Freeman Affair Reveals Problems for Obama and the Media
By Roger Aronoff
March 25, 2009
The recent appointment and ultimate withdrawal of Chas Freeman to head the National Intelligence Council has exposed much that is wrong with President Barack Obama's first months in office, both in terms of policy and vetting, as well as the media coverage surrounding both. Many of Obama's supporters said it was unfair to criticize Obama's associations with people like the unrepentant terrorist Bill Ayers and the anti-Semitic preacher of hate, the Rev. Jeremiah Wright, and called it guilt by association. It is now becoming clearer why those sorts of associations matter.
On February 26, Chas W. Freeman Jr. was named by Director of National Intelligence Dennis Blair as the Obama administration's choice to head the Council, which has the job of filtering the intelligence from 16 agencies and presenting it to the President. Though Freeman had been ambassador to Saudi Arabia during the first Gulf War, and had clearly seen intelligence reports and provided information for them, he had never actually worked in an intelligence agency, according to reports.

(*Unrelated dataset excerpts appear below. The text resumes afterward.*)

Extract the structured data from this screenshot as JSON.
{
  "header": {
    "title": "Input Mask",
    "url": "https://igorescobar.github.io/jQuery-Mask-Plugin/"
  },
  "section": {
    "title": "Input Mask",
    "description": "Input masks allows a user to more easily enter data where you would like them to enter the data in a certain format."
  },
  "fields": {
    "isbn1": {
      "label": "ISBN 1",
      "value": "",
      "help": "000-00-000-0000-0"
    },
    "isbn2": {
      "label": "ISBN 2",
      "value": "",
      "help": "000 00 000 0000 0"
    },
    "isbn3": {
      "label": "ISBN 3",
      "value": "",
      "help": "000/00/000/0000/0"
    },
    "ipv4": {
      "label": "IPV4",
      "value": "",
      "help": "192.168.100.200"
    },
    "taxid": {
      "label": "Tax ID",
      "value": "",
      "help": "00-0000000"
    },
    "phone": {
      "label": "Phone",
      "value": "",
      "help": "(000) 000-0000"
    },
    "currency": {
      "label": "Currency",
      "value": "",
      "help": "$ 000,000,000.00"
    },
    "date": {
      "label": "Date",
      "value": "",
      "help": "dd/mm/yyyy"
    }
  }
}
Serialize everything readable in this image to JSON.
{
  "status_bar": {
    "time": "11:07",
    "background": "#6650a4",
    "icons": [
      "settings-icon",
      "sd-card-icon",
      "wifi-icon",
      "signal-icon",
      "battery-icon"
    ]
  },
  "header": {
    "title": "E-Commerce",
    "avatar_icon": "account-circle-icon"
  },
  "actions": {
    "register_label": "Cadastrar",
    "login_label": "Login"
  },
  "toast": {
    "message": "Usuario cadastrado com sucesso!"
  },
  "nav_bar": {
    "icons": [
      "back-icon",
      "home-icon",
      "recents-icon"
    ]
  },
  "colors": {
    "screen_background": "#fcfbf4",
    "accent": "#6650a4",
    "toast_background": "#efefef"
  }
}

It turned out that the nomination was highly controversial. As pointed out in an article (web site)by Eli Lake of the Washington Times, which did the most aggressive reporting on this story of any major newspaper, Freeman has been involved in a number of activities with financial ties to China and Saudi Arabia. There were several issues that might have emerged if the White House had properly vetted Freeman. But a spokesperson for Mr. Blair's office said that Freeman was named without prior White House approval, and without being asked to provide financial documents that are standard for such high level appointments. With this White House's brief and messy history of vetting―of Tom Daschle, Bill Richardson, Nancy Killefer, Hillary Clinton and Timothy Geithner―it is not clear whether or not vetting would have made any difference. Vetting includes examining past indiscretions and potential conflicts of interest. It has been a huge failure of the early months of the Obama presidency.
Among the concerns was Freeman's position on the board of international advisers for the Chinese National Offshore Oil Corp. (CNOOC). According to Lake, he joined the board in 2004, a year before its unsuccessful attempt to purchase Unocal, a U.S. energy company. "The Chinese government and other state-owned companies own a majority stake in the concern," said Lake, "which has invested in Sudan and other countries sometimes at odds with the United States, including Iran." CNOOC was investigated by the U.S. State Department for a possible violation of the Iran-Libya Sanctions Act in late 2007, for its agreement to develop a large gas field in Iran.
And Mr. Freeman was the president of the nonprofit group Middle East Policy Council (MEPC) up until his appointment. He was paid $87,000 by them in 2006. The MEPC has received at least $1 million from Saudi Prince Alwaleed bin Talal. These financial connections raised the possibilities of financial and political conflicts of interest, which could have called into question the judgments provided to the President, or require Freeman to recuse himself on important issues.